Sono già in molti ad intravvedere tra le pieghe sanguinolente di Botched le stimmate del potenziale cult.
Ritchie (Stephen Dorff) è un ladro professionista tanto bravo quanto sfortunato: l’ennesimo contrattempo vanifica la sua possibilità di riscattare il debito contratto con l’uomo che lo tiene in pugno, il pericoloso gangster Mr. Gronznyi.Ultima possibilità concessagli dal malvivente, l’incarico di recarsi a Mosca a recuperare una preziosa croce ortodossa custodita in cima ad un grattacielo del centro cittadino. Il colpo va a buon fine ma sulla via del ritorno l’ennesimo imprevisto rischia di mandare tutto a rotoli: l’ascensore resta bloccato al tredicesimo piano del palazzo, un livello che non dovrebbe esistere, intrico di corridoi e stanze sensa senso apparente. Ed infestato da un misterioso e letale assassino che inizierà a decimerare le fila di rapitori ed ostaggi.
Anomalo, si direbbe. Nessun aggettivo sembrerebbe più calzante per questo Botched – Paura e Delirio a Mosca – altrove conosciuto come 13 – , opera prima del regista Kit Ryan. Anomalo, perchè nonostante sia girato dal nostro esordiente senza particolare vèrve o gusto registico, finanziato con evidentemente scarsi fondi misti tedeschi,americani,inglesi ed irlandesi, sostenuto da un’ossatura narrativa – tre sceneggiatori accreditati! – che in sostanza non c’è, e quando c’è è di un’idiozia ai limiti della decenza, nonostante tutto, funziona. Ma a ben pensare è una forma di anomalia assolutamente fisiologica per un genere come l’ horror comedy, a cui basta ed avanza una rosa di gag efficaci, una manciata di capriole slapstick ed un branco – ma quale branco, possono bastarne un paio – di personaggi creati con criterio ed una dose di sana inventiva per far funzionare, e più che bene, tutta la giostra. Giusto per chiarire in che territori siamo: il misterioso assassino che infesta il temuto tredicesimo piano è una sorta di belluino ed idiota guerriero medievale erede dello spietato Ivan il Terribile, in costante caccia di carne umana da sacrificare in oscuri rituali pagani.

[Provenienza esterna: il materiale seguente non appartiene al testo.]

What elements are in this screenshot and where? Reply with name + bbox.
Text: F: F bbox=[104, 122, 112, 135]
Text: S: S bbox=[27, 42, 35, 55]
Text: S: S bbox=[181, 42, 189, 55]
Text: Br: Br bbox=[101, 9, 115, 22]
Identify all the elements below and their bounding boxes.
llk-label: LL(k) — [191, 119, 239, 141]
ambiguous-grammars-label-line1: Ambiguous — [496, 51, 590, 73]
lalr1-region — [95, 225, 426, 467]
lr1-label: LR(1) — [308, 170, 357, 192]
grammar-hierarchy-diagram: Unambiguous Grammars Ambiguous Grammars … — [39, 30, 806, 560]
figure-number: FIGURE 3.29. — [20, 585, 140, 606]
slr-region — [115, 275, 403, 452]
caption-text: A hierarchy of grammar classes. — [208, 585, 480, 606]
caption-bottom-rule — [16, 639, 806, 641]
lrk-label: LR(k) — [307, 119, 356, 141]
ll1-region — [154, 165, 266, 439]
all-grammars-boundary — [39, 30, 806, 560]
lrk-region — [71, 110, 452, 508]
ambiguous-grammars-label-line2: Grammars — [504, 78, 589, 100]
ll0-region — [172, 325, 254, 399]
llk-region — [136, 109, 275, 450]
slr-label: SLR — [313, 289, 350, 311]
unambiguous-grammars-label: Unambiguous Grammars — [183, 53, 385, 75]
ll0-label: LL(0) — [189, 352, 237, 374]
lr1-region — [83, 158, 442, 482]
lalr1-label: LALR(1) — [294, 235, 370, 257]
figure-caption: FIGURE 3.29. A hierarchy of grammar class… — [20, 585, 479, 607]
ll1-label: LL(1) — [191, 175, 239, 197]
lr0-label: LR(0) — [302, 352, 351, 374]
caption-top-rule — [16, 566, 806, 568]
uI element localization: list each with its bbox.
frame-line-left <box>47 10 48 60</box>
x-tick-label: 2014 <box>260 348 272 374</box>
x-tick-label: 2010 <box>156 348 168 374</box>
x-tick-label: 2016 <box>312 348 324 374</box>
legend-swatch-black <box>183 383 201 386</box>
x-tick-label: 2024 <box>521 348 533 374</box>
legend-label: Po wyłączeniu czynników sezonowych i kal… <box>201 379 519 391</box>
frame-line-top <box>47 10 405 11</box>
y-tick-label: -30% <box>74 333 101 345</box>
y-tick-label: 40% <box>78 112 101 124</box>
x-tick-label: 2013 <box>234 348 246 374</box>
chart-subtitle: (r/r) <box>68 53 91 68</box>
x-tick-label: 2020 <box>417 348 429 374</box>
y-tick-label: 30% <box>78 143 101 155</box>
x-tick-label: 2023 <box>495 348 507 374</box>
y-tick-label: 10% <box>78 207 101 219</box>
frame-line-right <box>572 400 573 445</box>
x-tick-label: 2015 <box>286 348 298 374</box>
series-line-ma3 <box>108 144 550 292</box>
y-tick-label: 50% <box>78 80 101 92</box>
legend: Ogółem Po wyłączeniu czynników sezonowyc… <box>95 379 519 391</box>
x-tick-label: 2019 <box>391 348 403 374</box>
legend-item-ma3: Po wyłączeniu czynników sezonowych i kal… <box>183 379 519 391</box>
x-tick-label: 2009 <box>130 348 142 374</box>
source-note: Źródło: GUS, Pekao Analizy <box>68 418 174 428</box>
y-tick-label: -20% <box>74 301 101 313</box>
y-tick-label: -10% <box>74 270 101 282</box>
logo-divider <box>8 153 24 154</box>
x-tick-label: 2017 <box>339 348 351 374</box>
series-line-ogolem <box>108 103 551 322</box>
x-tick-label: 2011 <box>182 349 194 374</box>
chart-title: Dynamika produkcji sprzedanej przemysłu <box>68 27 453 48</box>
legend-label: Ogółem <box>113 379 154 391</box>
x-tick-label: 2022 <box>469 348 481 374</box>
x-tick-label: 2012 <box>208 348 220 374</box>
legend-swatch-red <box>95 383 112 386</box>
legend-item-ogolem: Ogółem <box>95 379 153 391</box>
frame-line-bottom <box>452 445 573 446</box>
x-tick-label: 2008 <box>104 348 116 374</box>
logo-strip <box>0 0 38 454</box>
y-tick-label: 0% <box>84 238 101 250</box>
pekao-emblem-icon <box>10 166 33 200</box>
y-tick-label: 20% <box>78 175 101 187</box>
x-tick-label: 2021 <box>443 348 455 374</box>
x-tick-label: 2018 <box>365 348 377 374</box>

E quando nel suo territorio di caccia finiscono gangster ed ostaggi, inizia il tango. Chiaro e conciso. Una danza che è sostanzialmente un costante giocare del gatto col topo, con ruoli tutt’altro che fissi e variamente ribaltati, in un inseguirsi senza sosta tra i corridoi tutti uguali e disseminati di trappole mortali del piano maledetto. Allegri smembramenti e fiotti di sangue classicamente splatter accompagnano la lotta per la salvezza – e per il bottino – dei due protagonisti principali, il muso randagio dell’indolente ex divetto hollywoodiano Stephen Dorff (Space Truckers, Blade) e della conturbante Jaime Murray (la Lila Tournay del serial Dexter): ma il vero valore aggiunto della pellicola sono i personaggi di contorno che, tra rapinatori dal grilletto facile (Jamie Foreman) e sciroccate col pallino della religione (Bronagh Gallagher), raggiungono l’esaltazione della vis comica nella figura di Boris (Geoff Bell), cialtronesca guardia giurata aspirante alpha male assolutamente irresistibile. Sarà certo faciloneria, ma difficilmente gli ormai furbetti matrimoni tra frattaglie assortite e sane risate di pancia mancano il colpo, in contesti in cui tutto il resto può tranquillamente mancare. Sono già in molti ad intravvedere tra le pieghe sanguinolente di Botched le stimmate del potenziale cult: potrebbe anche non diventarlo, accontentandosi di restare un’ora e mezza buona di sano divertimento, dopo un quarto d’ora di anomalo riscaldamento dove regista e sceneggiatori confondono un po’ le acque mascherandosi da emuli di Guy Ritchie.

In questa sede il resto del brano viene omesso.